Dieselgate: VW pays German dupes up to €6 250 per car
Volkswagen has settled in the dieselgate case that it faced before the regional court of Brunswick (Lower Saxony), and will pay German dupes of the scandal 15% of the replacement value of their car. That’s, depending on the age of the car, between €1 350 and €6 257 or total compensation of €830 million.
It’s the first lawsuit of its kind in the dieselgate affaire in Germany that comes to a settlement. About 260 000 car owners will be able to claim damages. This number is significantly lower than the 446 000 which initially figured on the list of dupes.
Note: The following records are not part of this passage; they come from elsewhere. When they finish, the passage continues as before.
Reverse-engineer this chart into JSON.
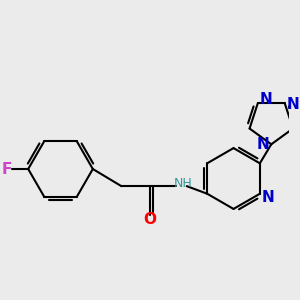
{
  "background_color": "#ebebeb",
  "bond_color": "#000000",
  "bond_width": 1.5,
  "figsize": [
    3.0,
    3.0
  ],
  "dpi": 100,
  "xlim": [
    -1.0,
    6.5
  ],
  "ylim": [
    -3.2,
    3.2
  ],
  "colors": {
    "F": "#cc44cc",
    "O": "#ff0000",
    "N_blue": "#0000cc",
    "N_teal": "#339999",
    "C": "#000000"
  }
}
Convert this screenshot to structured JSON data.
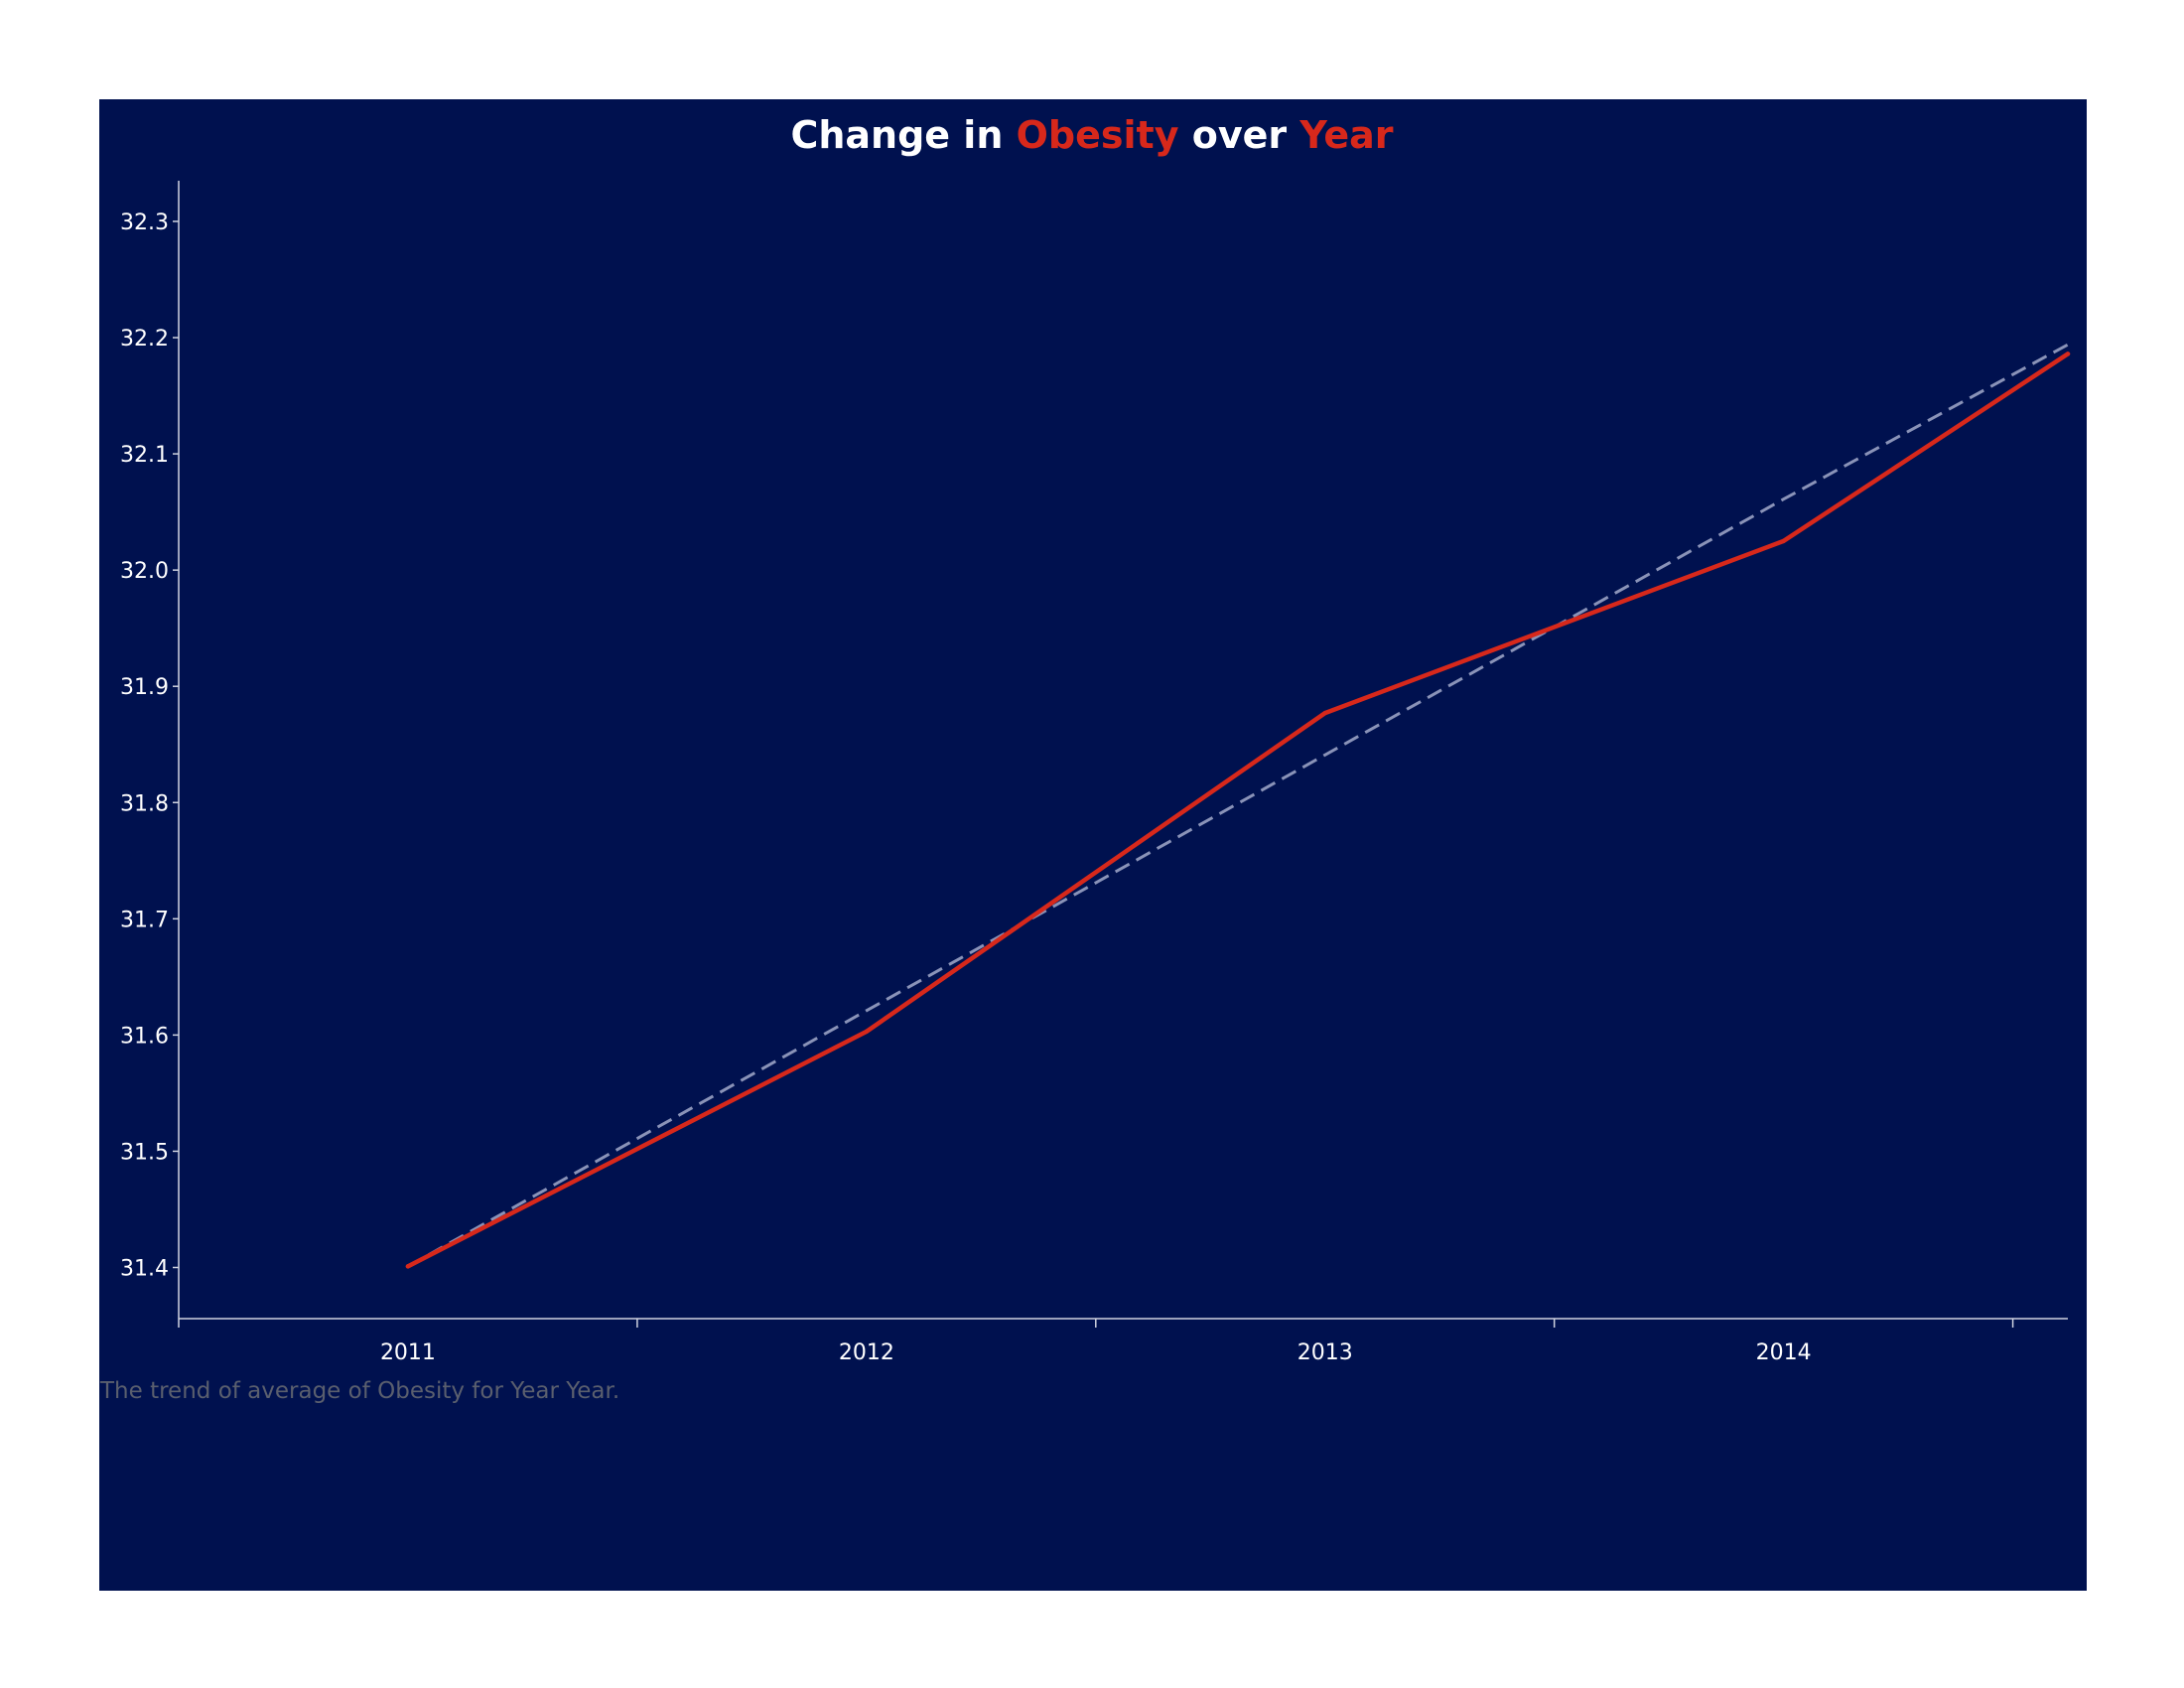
{
  "colors": {
    "background": "#00114f",
    "accent": "#d7281b",
    "trend_line": "#8a93b8",
    "axis": "#cfd3e0",
    "caption": "#5a5f6e"
  },
  "title": {
    "part1": "Change in ",
    "part2": "Obesity",
    "part3": " over ",
    "part4": "Year"
  },
  "caption": "The trend of average of Obesity for Year Year.",
  "chart_data": {
    "type": "line",
    "title": "Change in Obesity over Year",
    "xlabel": "",
    "ylabel": "",
    "x": [
      2011,
      2012,
      2013,
      2014,
      2014.62
    ],
    "x_tick_labels": [
      "2011",
      "2012",
      "2013",
      "2014"
    ],
    "y_ticks": [
      "31.4",
      "31.5",
      "31.6",
      "31.7",
      "31.8",
      "31.9",
      "32.0",
      "32.1",
      "32.2",
      "32.3"
    ],
    "xlim": [
      2010.5,
      2014.62
    ],
    "ylim": [
      31.356,
      32.335
    ],
    "grid": false,
    "series": [
      {
        "values": [
          31.401,
          31.603,
          31.877,
          32.025,
          32.186
        ]
      }
    ],
    "trend_line": {
      "style": "dashed",
      "values": [
        31.401,
        31.621,
        31.841,
        32.061,
        32.194
      ]
    }
  }
}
“There were some 30 000 doubles,” says Anke Wolf, spokesperson for the consumer organization representing the dupes, VZBV (Bundesverband der Verbraucherzentralen). “And about 77 000 car owners have withdrawn their complaint.”
Others weren’t eligible, as they were non-German residents or people that bought their car after 31 December 2015, being three months after the news about the dieselgate fraud broke.
Fixing the cheating software
First Volkswagen refused to pay compensations as it argued it has fixed the emissions-cheating software with free upgrades, as it did in most European countries. But, eventually, the German carmaker gave in.
The settlement puts an end to a ‘monster’ trial that could have lasted until 2023. After all, Volkwagen gets out of it quite easily compared to the US, where it had to buy back the cars of 480 000 dupes at the replacement value, for a total of $10 billion (€9 billion). Overall, Volkswagen already paid €30 billion of fines and compensations in several countries.
But it’s not over completely yet, even in Germany, as some 60 000 VW clients have issued a lawsuit individually, and most of these cases are still pending, while some of them already got compensated.
8,5 million cars affected in EU
And what about the rest of Europe? VW sold 400 000 tampered diesel cars in Belgium and 8,5 million throughout Europe. This is far more than the almost half a million cars affected in the US.
To increase the pressure, there is a European initiative, with several lawsuits in the EU, to force the company to reach a settlement. This can then be made binding for the whole of Europe via the so-called WCAM procedure in the Netherlands.
The initiative came from the Diesel Emissions Justice Foundation, a Dutch organization. It brings together several thousand Dutch VW customers. It shifted up a gear by going European, as reported in November in Brussels.